Nesta segunda-feira (6), o deputado Arthur Lira (PP-AL), próximo a Cunha, apresentou parecer que pode salvar o presidente afastado da cassação. Ele defende que, no caso de processos disciplinares, o plenário vote um projeto de resolução e não o parecer do conselho.
A diferença é que, no primeiro caso, o projeto de resolução admite emendas, que podem alterar o seu conteúdo. No segundo caso, não. Lira também opinou que as emendas não poderão ser prejudiciais ao investigado.

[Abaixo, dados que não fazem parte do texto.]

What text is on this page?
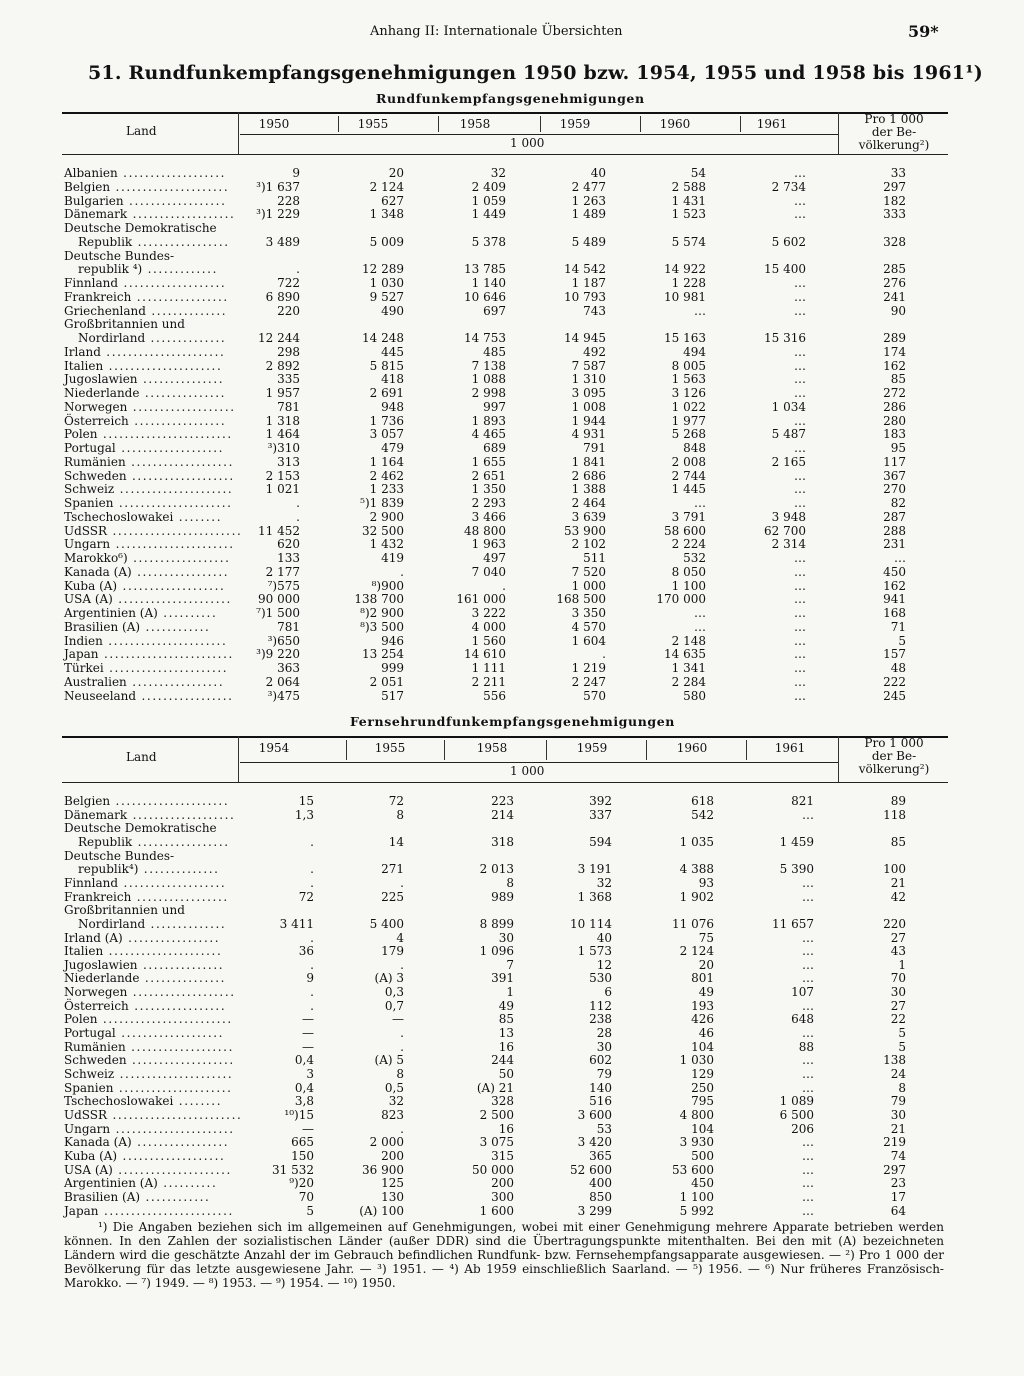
Anhang II: Internationale Übersichten	59*
51. Rundfunkempfangsgenehmigungen 1950 bzw. 1954, 1955 und 1958 bis 1961¹)
Rundfunkempfangsgenehmigungen
Land	1950	1955	1958	1959	1960	1961
1 000
Pro 1 000
der Be-
völkerung²)
Albanien ...................	9	20	32	40	54	…	33
Belgien .....................	³)1 637	2 124	2 409	2 477	2 588	2 734	297
Bulgarien ..................	228	627	1 059	1 263	1 431	…	182
Dänemark ...................	³)1 229	1 348	1 449	1 489	1 523	…	333
Deutsche Demokratische
Republik .................	3 489	5 009	5 378	5 489	5 574	5 602	328
Deutsche Bundes-
republik ⁴) .............	.	12 289	13 785	14 542	14 922	15 400	285
Finnland ...................	722	1 030	1 140	1 187	1 228	…	276
Frankreich .................	6 890	9 527	10 646	10 793	10 981	…	241
Griechenland ..............	220	490	697	743	…	…	90
Großbritannien und
Nordirland ..............	12 244	14 248	14 753	14 945	15 163	15 316	289
Irland ......................	298	445	485	492	494	…	174
Italien .....................	2 892	5 815	7 138	7 587	8 005	…	162
Jugoslawien ...............	335	418	1 088	1 310	1 563	…	85
Niederlande ...............	1 957	2 691	2 998	3 095	3 126	…	272
Norwegen ...................	781	948	997	1 008	1 022	1 034	286
Österreich .................	1 318	1 736	1 893	1 944	1 977	…	280
Polen ........................	1 464	3 057	4 465	4 931	5 268	5 487	183
Portugal ...................	³)310	479	689	791	848	…	95
Rumänien ...................	313	1 164	1 655	1 841	2 008	2 165	117
Schweden ...................	2 153	2 462	2 651	2 686	2 744	…	367
Schweiz .....................	1 021	1 233	1 350	1 388	1 445	…	270
Spanien .....................	.	⁵)1 839	2 293	2 464	…	…	82
Tschechoslowakei ........	.	2 900	3 466	3 639	3 791	3 948	287
UdSSR ........................	11 452	32 500	48 800	53 900	58 600	62 700	288
Ungarn ......................	620	1 432	1 963	2 102	2 224	2 314	231
Marokko⁶) ..................	133	419	497	511	532	…	…
Kanada (A) .................	2 177	.	7 040	7 520	8 050	…	450
Kuba (A) ...................	⁷)575	⁸)900	.	1 000	1 100	…	162
USA (A) .....................	90 000	138 700	161 000	168 500	170 000	…	941
Argentinien (A) ..........	⁷)1 500	⁸)2 900	3 222	3 350	…	…	168
Brasilien (A) ............	781	⁸)3 500	4 000	4 570	…	…	71
Indien ......................	³)650	946	1 560	1 604	2 148	…	5
Japan ........................	³)9 220	13 254	14 610	.	14 635	…	157
Türkei ......................	363	999	1 111	1 219	1 341	…	48
Australien .................	2 064	2 051	2 211	2 247	2 284	…	222
Neuseeland .................	³)475	517	556	570	580	…	245
Fernsehrundfunkempfangsgenehmigungen
Land
1954	1955	1958	1959	1960	1961
1 000
Pro 1 000
der Be-
völkerung²)
Belgien .....................	15	72	223	392	618	821	89
Dänemark ...................	1,3	8	214	337	542	…	118
Deutsche Demokratische
Republik .................	.	14	318	594	1 035	1 459	85
Deutsche Bundes-
republik⁴) ..............	.	271	2 013	3 191	4 388	5 390	100
Finnland ...................	.	.	8	32	93	…	21
Frankreich .................	72	225	989	1 368	1 902	…	42
Großbritannien und
Nordirland ..............	3 411	5 400	8 899	10 114	11 076	11 657	220
Irland (A) .................	.	4	30	40	75	…	27
Italien .....................	36	179	1 096	1 573	2 124	…	43
Jugoslawien ...............	.	.	7	12	20	…	1
Niederlande ...............	9	(A) 3	391	530	801	…	70
Norwegen ...................	.	0,3	1	6	49	107	30
Österreich .................	.	0,7	49	112	193	…	27
Polen ........................	—	—	85	238	426	648	22
Portugal ...................	—	.	13	28	46	…	5
Rumänien ...................	—	.	16	30	104	88	5
Schweden ...................	0,4	(A) 5	244	602	1 030	…	138
Schweiz .....................	3	8	50	79	129	…	24
Spanien .....................	0,4	0,5	(A) 21	140	250	…	8
Tschechoslowakei ........	3,8	32	328	516	795	1 089	79
UdSSR ........................	¹⁰)15	823	2 500	3 600	4 800	6 500	30
Ungarn ......................	—	.	16	53	104	206	21
Kanada (A) .................	665	2 000	3 075	3 420	3 930	…	219
Kuba (A) ...................	150	200	315	365	500	…	74
USA (A) .....................	31 532	36 900	50 000	52 600	53 600	…	297
Argentinien (A) ..........	⁹)20	125	200	400	450	…	23
Brasilien (A) ............	70	130	300	850	1 100	…	17
Japan ........................	5	(A) 100	1 600	3 299	5 992	…	64

¹) Die Angaben beziehen sich im allgemeinen auf Genehmigungen, wobei mit einer Genehmigung mehrere Apparate betrieben werden können. In den Zahlen der sozialistischen Länder (außer DDR) sind die Übertragungspunkte mitenthalten. Bei den mit (A) bezeichneten Ländern wird die geschätzte Anzahl der im Gebrauch befindlichen Rundfunk- bzw. Fernsehempfangsapparate ausgewiesen. — ²) Pro 1 000 der Bevölkerung für das letzte ausgewiesene Jahr. — ³) 1951. — ⁴) Ab 1959 einschließlich Saarland. — ⁵) 1956. — ⁶) Nur früheres Französisch-Marokko. — ⁷) 1949. — ⁸) 1953. — ⁹) 1954. — ¹⁰) 1950.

Diante disso, na hipótese de chegar ao plenário um parecer desfavorável a Cunha, como ocorrerá neste caso, aliados poderão tentar aprovar emendas alterando partes do seu conteúdo, como a punição. A estratégia é aprovar em plenário uma pena mais branda que a cassação do mandato. 

Por outro lado, sendo levado ao plenário um relatório mais brando, o que não ocorrerá neste caso, adversários de Cunha não poderiam propor mudanças que o prejudicassem. O parecer de Lira deverá ser analisado pela CCJ na tarde desta terça.